Some gene polymorphisms can lead to monogenic diseases, whereas other polymorphisms may confer beneficial traits. A well-characterized example is congenital erythrocytosis—the non-pathogenic hyper-production of red blood cells—that is caused by a truncated erythropoietin receptor. Here we show that Cas9-mediated genome editing in CD34⁺ human haematopoietic stem and progenitor cells (HSPCs) can recreate the truncated form of the erythropoietin receptor, leading to substantial increases in erythropoietic output. We also show that combining the expression of the cDNA of a truncated erythropoietin receptor with a previously reported genome-editing strategy to fully replace the HBA1 gene with an HBB transgene in HSPCs (to restore normal haemoglobin production in cells with a β-thalassaemia phenotype) gives the edited HSPCs and the healthy red blood cell phenotype a proliferative advantage.
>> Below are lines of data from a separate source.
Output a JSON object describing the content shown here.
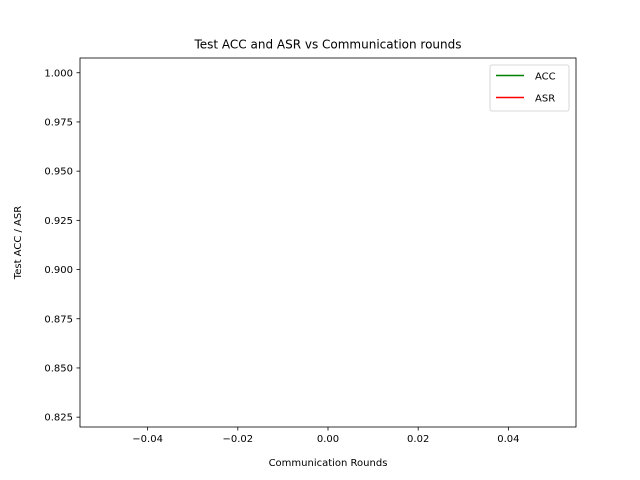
{
  "chart_data": {
    "type": "line",
    "title": "Test ACC and ASR vs Communication rounds",
    "xlabel": "Communication Rounds",
    "ylabel": "Test ACC / ASR",
    "xlim": [
      -0.055,
      0.055
    ],
    "ylim": [
      0.82,
      1.0075
    ],
    "xticks": [
      -0.04,
      -0.02,
      0.0,
      0.02,
      0.04
    ],
    "xtick_labels": [
      "−0.04",
      "−0.02",
      "0.00",
      "0.02",
      "0.04"
    ],
    "yticks": [
      0.825,
      0.85,
      0.875,
      0.9,
      0.925,
      0.95,
      0.975,
      1.0
    ],
    "ytick_labels": [
      "0.825",
      "0.850",
      "0.875",
      "0.900",
      "0.925",
      "0.950",
      "0.975",
      "1.000"
    ],
    "grid": false,
    "legend_position": "top-right",
    "series": [
      {
        "name": "ACC",
        "color": "#008000",
        "x": [],
        "y": []
      },
      {
        "name": "ASR",
        "color": "#ff0000",
        "x": [],
        "y": []
      }
    ]
  }
}
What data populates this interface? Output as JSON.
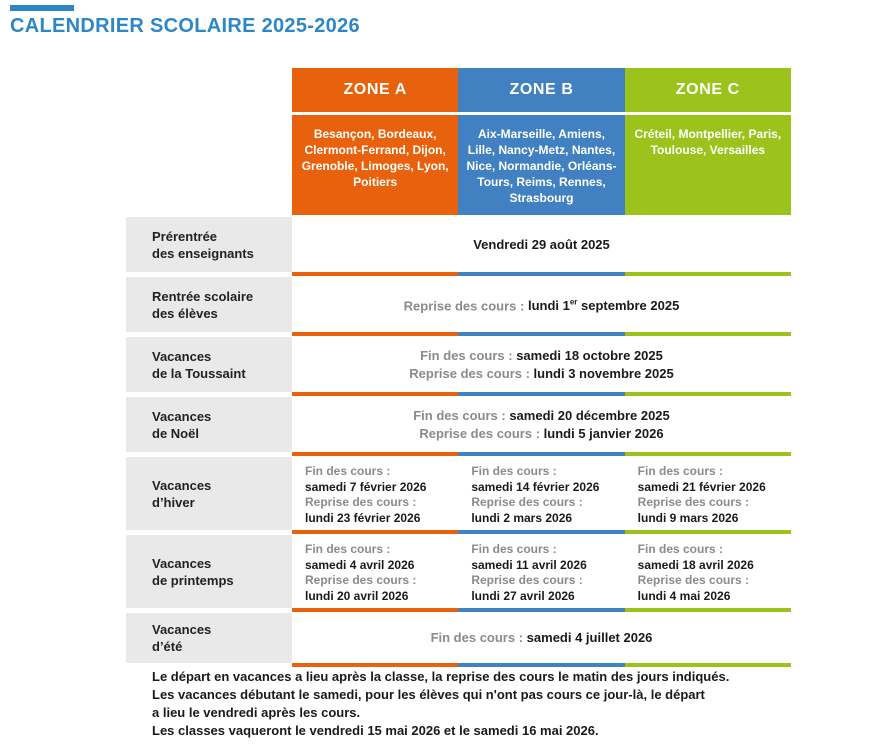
{
  "page": {
    "title": "CALENDRIER SCOLAIRE 2025-2026"
  },
  "colors": {
    "accent_blue": "#2E87C5",
    "zone_a_orange": "#E8620D",
    "zone_b_blue": "#4181C1",
    "zone_c_green": "#9BC31C",
    "label_bg_gray": "#E9E9E9",
    "muted_text": "#8B8B8B",
    "dark_text": "#1A1A1A"
  },
  "zones": [
    {
      "name": "ZONE A",
      "cities": "Besançon, Bordeaux, Clermont-Ferrand, Dijon, Grenoble, Limoges, Lyon, Poitiers"
    },
    {
      "name": "ZONE B",
      "cities": "Aix-Marseille, Amiens, Lille, Nancy-Metz, Nantes, Nice, Normandie, Orléans-Tours, Reims, Rennes, Strasbourg"
    },
    {
      "name": "ZONE C",
      "cities": "Créteil, Montpellier, Paris, Toulouse, Versailles"
    }
  ],
  "labels": {
    "fin": "Fin des cours :",
    "reprise": "Reprise des cours :"
  },
  "rows": {
    "prerentree": {
      "label_line1": "Prérentrée",
      "label_line2": "des enseignants",
      "value": "Vendredi 29 août 2025"
    },
    "rentree": {
      "label_line1": "Rentrée scolaire",
      "label_line2": "des élèves",
      "value_before_sup": "lundi 1",
      "sup": "er",
      "value_after_sup": " septembre 2025"
    },
    "toussaint": {
      "label_line1": "Vacances",
      "label_line2": "de la Toussaint",
      "fin_value": "samedi 18 octobre 2025",
      "reprise_value": "lundi 3 novembre 2025"
    },
    "noel": {
      "label_line1": "Vacances",
      "label_line2": "de Noël",
      "fin_value": "samedi 20 décembre 2025",
      "reprise_value": "lundi 5 janvier 2026"
    },
    "hiver": {
      "label_line1": "Vacances",
      "label_line2": "d’hiver",
      "zones": [
        {
          "fin": "samedi 7 février 2026",
          "reprise": "lundi 23 février 2026"
        },
        {
          "fin": "samedi 14 février 2026",
          "reprise": "lundi 2 mars 2026"
        },
        {
          "fin": "samedi 21 février 2026",
          "reprise": "lundi 9 mars 2026"
        }
      ]
    },
    "printemps": {
      "label_line1": "Vacances",
      "label_line2": "de printemps",
      "zones": [
        {
          "fin": "samedi 4 avril 2026",
          "reprise": "lundi 20 avril 2026"
        },
        {
          "fin": "samedi 11 avril 2026",
          "reprise": "lundi 27 avril 2026"
        },
        {
          "fin": "samedi 18 avril 2026",
          "reprise": "lundi 4 mai 2026"
        }
      ]
    },
    "ete": {
      "label_line1": "Vacances",
      "label_line2": "d’été",
      "fin_value": "samedi 4 juillet 2026"
    }
  },
  "footer": {
    "line1": "Le départ en vacances a lieu après la classe, la reprise des cours le matin des jours indiqués.",
    "line2": "Les vacances débutant le samedi, pour les élèves qui n'ont pas cours ce jour-là, le départ",
    "line3": "a lieu le vendredi après les cours.",
    "line4": "Les classes vaqueront le vendredi 15 mai 2026 et le samedi 16 mai 2026."
  }
}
Combining knowledge of human genetics with precise genome editing to insert natural human variants into therapeutic cells may facilitate safer and more effective genome-editing therapies for patients with genetic diseases.

一些基因多态性可能导致单基因疾病，而其他多态性可能赋予有益的性状。一个典型的例子是先天性红细胞增多症（红细胞的非致病性过度生成），这是由截短的促红细胞生成素受体引起的。在这里，我们展示了 CD34 ⁺ 人类造血干细胞和祖细胞 (HSPC) 中 Cas9 介导的基因组编辑可以重建促红细胞生成素受体的截短形式，从而导致红细胞生成量的大幅增加。我们还表明，将截短的促红细胞生成素受体的 cDNA 表达与先前报道的基因组编辑策略相结合，可在 HSPC 中用 HBB 转基因完全取代 HBA1 基因（以恢复具有 β 地中海贫血表型的细胞中的正常血红蛋白产生）赋予编辑后的 ​​HSPC 和健康红细胞表型增殖优势。将人类遗传学知识与精确的基因组编辑相结合，将人类自然变异插入治疗细胞中，可能有助于为遗传性疾病患者提供更安全、更有效的基因组编辑疗法。